Singapore tops the ranks in Asia as the city with the best quality of living, well ahead of Tokyo and Hong Kong because of its efficient infrastructure.
The city-state gained one spot from last year and came in at No. 25 on a global ranking of 231 cities by consulting firm, Mercer, a unit of Marsh & McLennan Cos. In Asia, Tokyo was at 47 and Hong Kong at 71, with both declining slightly in the index.
Singapore was top of the list on quality of city infrastructure, which includes supply of electricity, drinking water and phone services. Mercer also assesses public transportation, traffic congestion and the availability of international flights in this category.
“Cities that rank high in the city infrastructure list provide a combination of top-notch local and international airport facilities, varied and extended coverage through their local transportation networks, and innovative solutions such as smart technology and alternative energy,” said Slagin Parakatil, a principal at Mercer who is responsible for its quality of living research.
Singapore also scored high because of “internal stability, wide availability of consumer goods, availability and quality of housing and low incidence of natural disasters,” Mercer said.
The global ranking -- based on data compiled between September and November last year -- was dominated by Western European cities, with Vienna and Zurich topping the list. The only non-European cities in the top 10 were Auckland in third spot, Vancouver in fifth, and Sydney in 10th.

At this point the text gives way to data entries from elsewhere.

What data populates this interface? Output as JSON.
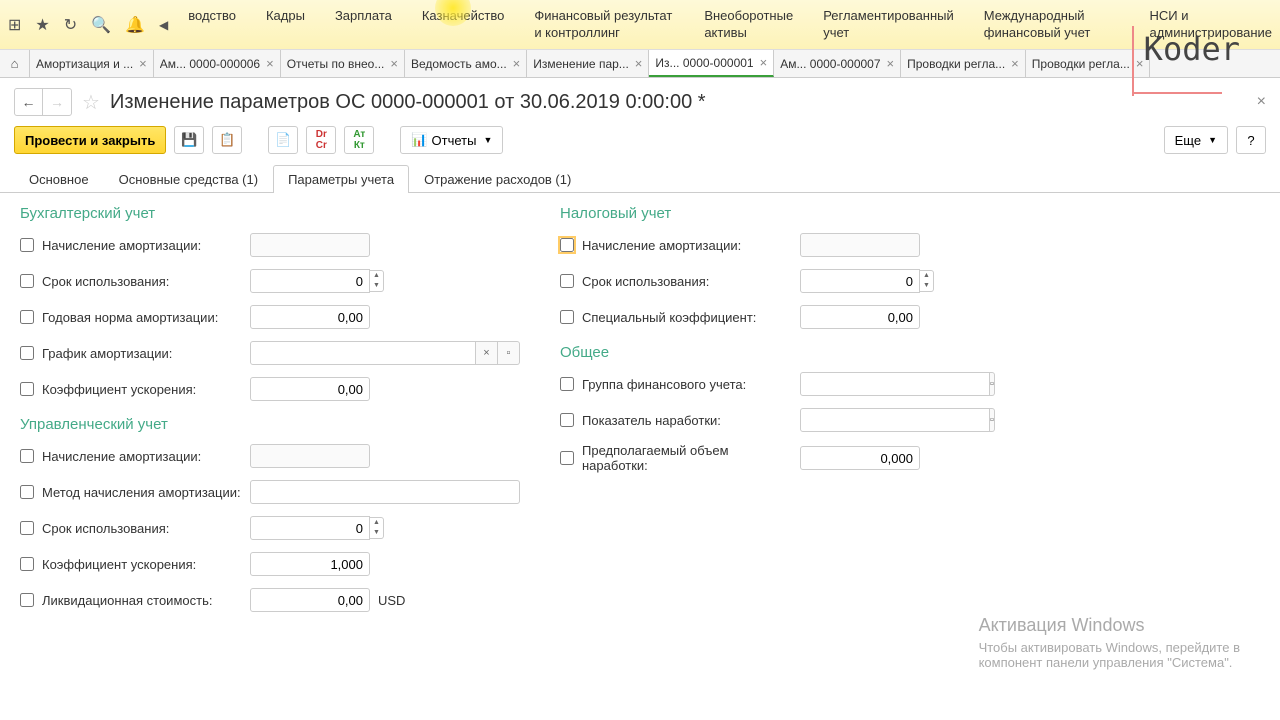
{
  "top_menu": {
    "items": [
      "водство",
      "Кадры",
      "Зарплата",
      "Казначейство",
      "Финансовый результат и контроллинг",
      "Внеоборотные активы",
      "Регламентированный учет",
      "Международный финансовый учет",
      "НСИ и администрирование"
    ]
  },
  "tabs": [
    {
      "label": "Амортизация и ...",
      "active": false
    },
    {
      "label": "Ам... 0000-000006",
      "active": false
    },
    {
      "label": "Отчеты по внео...",
      "active": false
    },
    {
      "label": "Ведомость амо...",
      "active": false
    },
    {
      "label": "Изменение пар...",
      "active": false
    },
    {
      "label": "Из... 0000-000001",
      "active": true
    },
    {
      "label": "Ам... 0000-000007",
      "active": false
    },
    {
      "label": "Проводки регла...",
      "active": false
    },
    {
      "label": "Проводки регла...",
      "active": false
    }
  ],
  "title": "Изменение параметров ОС 0000-000001 от 30.06.2019 0:00:00 *",
  "toolbar": {
    "post_close": "Провести и закрыть",
    "reports": "Отчеты",
    "more": "Еще"
  },
  "subtabs": [
    {
      "label": "Основное",
      "active": false
    },
    {
      "label": "Основные средства (1)",
      "active": false
    },
    {
      "label": "Параметры учета",
      "active": true
    },
    {
      "label": "Отражение расходов (1)",
      "active": false
    }
  ],
  "sections": {
    "accounting": {
      "title": "Бухгалтерский учет",
      "depr_charge": "Начисление амортизации:",
      "use_period": "Срок использования:",
      "use_period_val": "0",
      "annual_rate": "Годовая норма амортизации:",
      "annual_rate_val": "0,00",
      "schedule": "График амортизации:",
      "accel": "Коэффициент ускорения:",
      "accel_val": "0,00"
    },
    "management": {
      "title": "Управленческий учет",
      "depr_charge": "Начисление амортизации:",
      "method": "Метод начисления амортизации:",
      "use_period": "Срок использования:",
      "use_period_val": "0",
      "accel": "Коэффициент ускорения:",
      "accel_val": "1,000",
      "salvage": "Ликвидационная стоимость:",
      "salvage_val": "0,00",
      "currency": "USD"
    },
    "tax": {
      "title": "Налоговый учет",
      "depr_charge": "Начисление амортизации:",
      "use_period": "Срок использования:",
      "use_period_val": "0",
      "special": "Специальный коэффициент:",
      "special_val": "0,00"
    },
    "general": {
      "title": "Общее",
      "fin_group": "Группа финансового учета:",
      "output": "Показатель наработки:",
      "expected": "Предполагаемый объем наработки:",
      "expected_val": "0,000"
    }
  },
  "watermark": {
    "t1": "Активация Windows",
    "t2": "Чтобы активировать Windows, перейдите в",
    "t3": "компонент панели управления \"Система\"."
  },
  "logo": "Koder"
}
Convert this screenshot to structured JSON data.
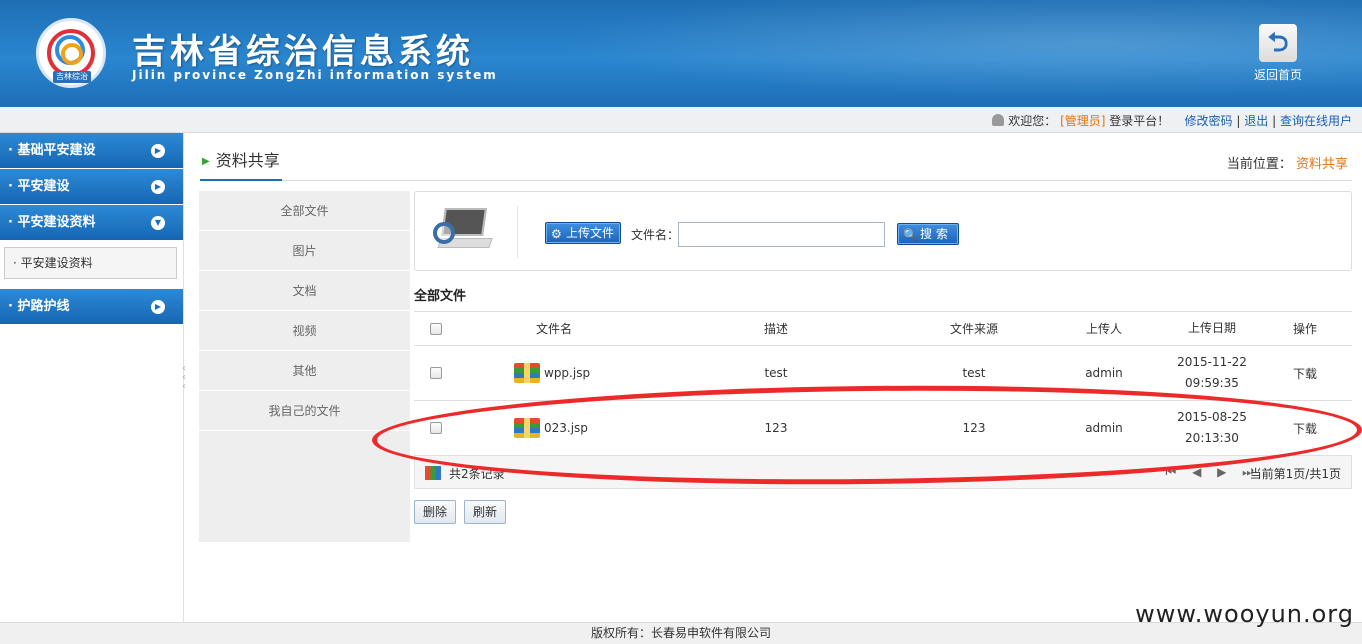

In Asia, great disparities in the quality of living remain, Mercer said. Beijing was ranked at 119, with Shanghai at 102 and Guangzhou at 121. Bangkok dropped two spots to 131, and Manila climbed one spot to 135.
The next-best Asian ranking in infrastructure was for Hong Kong at sixth place, while Sydney was at eighth.
“By and large, cities across the Pacific enjoy good quality of living, though criteria such as airport connectivity and traffic congestion are among the factors that see them ranked lower in terms of city infrastructure,” Mercer said.